4) L’ultimo e più importante consiglio di Netflix e John Sloan è Don’t give up! Non mollate! Non preoccupatevi se all’inizio non riuscirete a capire un beneamato pene, è normalissimo! In poco tempo comincerete a distinguere meglio le parole, poi ad apprenderne il significato e alla fine riuscirete a seguire tranquillamente un episodio in lingua originale.

Visioni consigliate presenti sul catalogo Netlix

Chi ha un livello base d’inglese ed intende migliorarlo utilizzando questo tipo di metodo, spesso tende ad impostare la lingua originale senza far caso se si tratti di British English o di una delle sue tanti varianti. Invece, ci ricorda il nostro caro insegnante, è bene fare una distinzione, capire quali delle tante varianti della lingua si vuole imparare e scegliere consapevolmente cosa si vuol vedere.
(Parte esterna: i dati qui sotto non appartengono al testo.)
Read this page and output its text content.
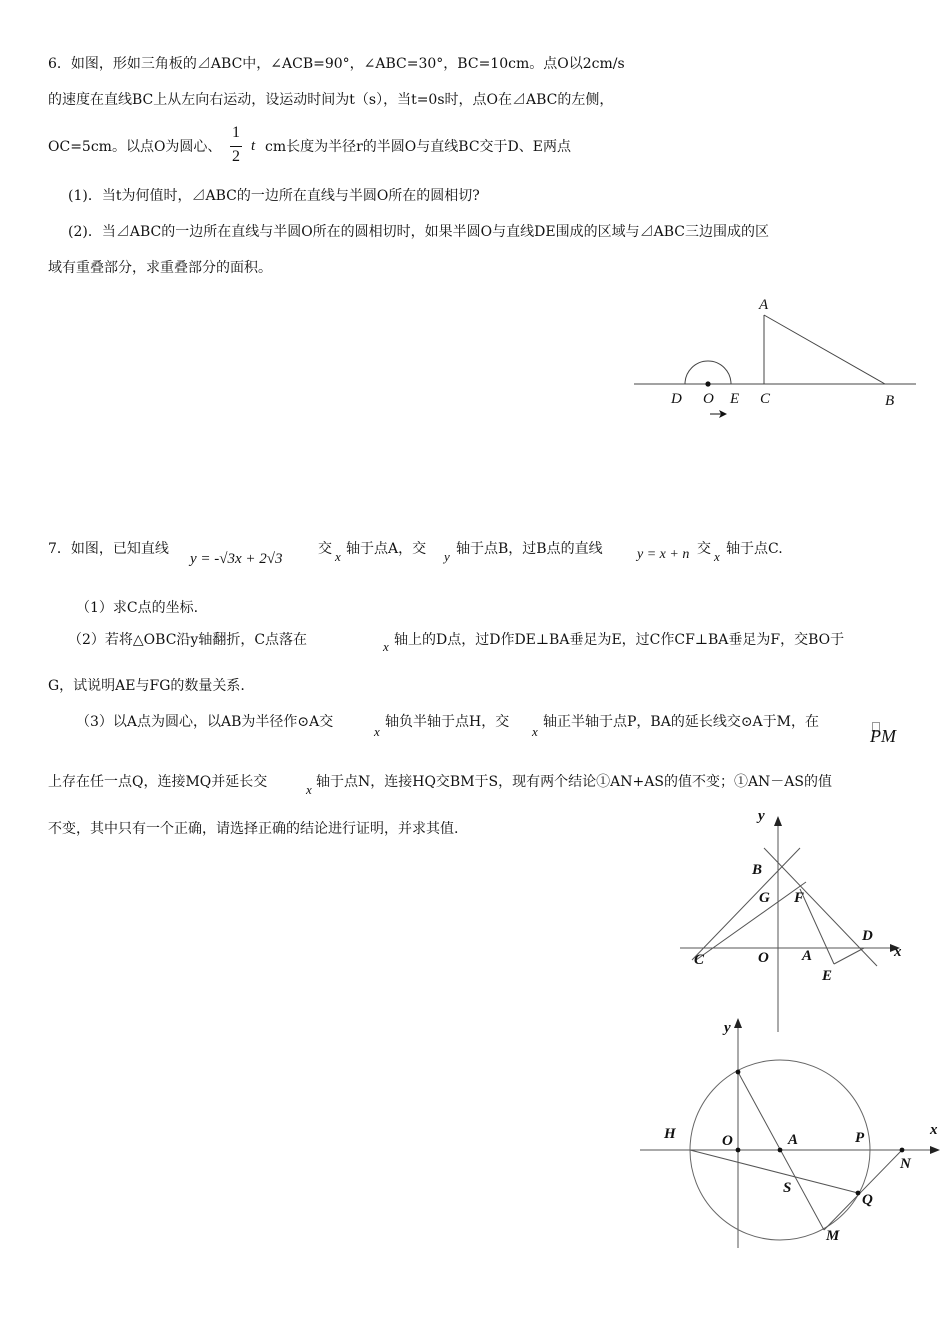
6．如图，形如三角板的⊿ABC中，∠ACB=90°，∠ABC=30°，BC=10cm。点O以2cm/s
的速度在直线BC上从左向右运动，设运动时间为t（s），当t=0s时，点O在⊿ABC的左侧，
OC=5cm。以点O为圆心、
1
2
t cm长度为半径r的半圆O与直线BC交于D、E两点
(1)．当t为何值时，⊿ABC的一边所在直线与半圆O所在的圆相切?
(2)．当⊿ABC的一边所在直线与半圆O所在的圆相切时，如果半圆O与直线DE围成的区域与⊿ABC三边围成的区
域有重叠部分，求重叠部分的面积。
A
D O E C	B
7．如图，已知直线
y = -√3x + 2√3
交 x 轴于点A，交 y 轴于点B，过B点的直线 y = x + n 交 x 轴于点C.
（1）求C点的坐标.
（2）若将△OBC沿y轴翻折，C点落在	x 轴上的D点，过D作DE⊥BA垂足为E，过C作CF⊥BA垂足为F，交BO于
G，试说明AE与FG的数量关系.
（3）以A点为圆心，以AB为半径作⊙A交
x
轴负半轴于点H，交
x
轴正半轴于点P，BA的延长线交⊙A于M，在
PM
上存在任一点Q，连接MQ并延长交	x 轴于点N，连接HQ交BM于S，现有两个结论①AN+AS的值不变；①AN－AS的值
不变，其中只有一个正确，请选择正确的结论进行证明，并求其值.
y
B
G F
D
x
C	O A
E
y
H	O	A	P	x
N
S
Q
M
Fra inglese americano e britannico, infatti, esistono delle differenze sostanziali quanto a stile, lessico e pronuncia: il primo è caratterizzato dalla forte presenza dello slang, da modi di dire più specifici e da una pronuncia meno chiara; il secondo, invece, è più “puro” ed elegante, ma per certi versi più complesso.

Consigliate in American English

  • Per un livello base di inglese americano, Netflix consiglia, oltre il già sopracitato “BoJack Horseman”, anche il celebre “Forrest Gump”, nel quale il protagonista (interpretato da Tom Hanks) usa un linguaggio molto semplice, scandisce bene le parole e al contempo utilizza anche espressioni molto interessanti.
  • Se invece possedeste già un livello intermedio, “Orange is the new Black” o “Marvel -Daredevil”, entrambe ambientate a New York, dovrebbero fare al caso vostro. Se invece voleste un assaggio dell’accento tipico della West Coast, tenetevi pronti a costruire un impero della droga al fianco di Walter White in “Breaking Bad”.

Consigliate in British English

  • Per quanto riguarda il British, la piattaforma di streaming consiglia ai principianti gli spettacoli del famoso comico inglese Ricky Gervais.
  • Ma nel caso in cui foste tipi che non si accontentano di poco e desideraste essere in grado di parlare un inglese regale, è il momento di mettervi comodi sul divano e rilassarvi guardando “The Crown”, la serie originale Netflix che narra la storia di Elisabetta II d’ Inghilterra, da quando era solo una principessina fino all’incoronazione alla giovanissima età di ventisette anni.

Qualsiasi variante d’inglese deciderete di apprendere, non temete, servono solo una buona dose di pazienza e un po’ di passione; state certi che il lavoro fatto non risulterà inutile! Cosa state aspettando? Andate a preparare i pop-corn!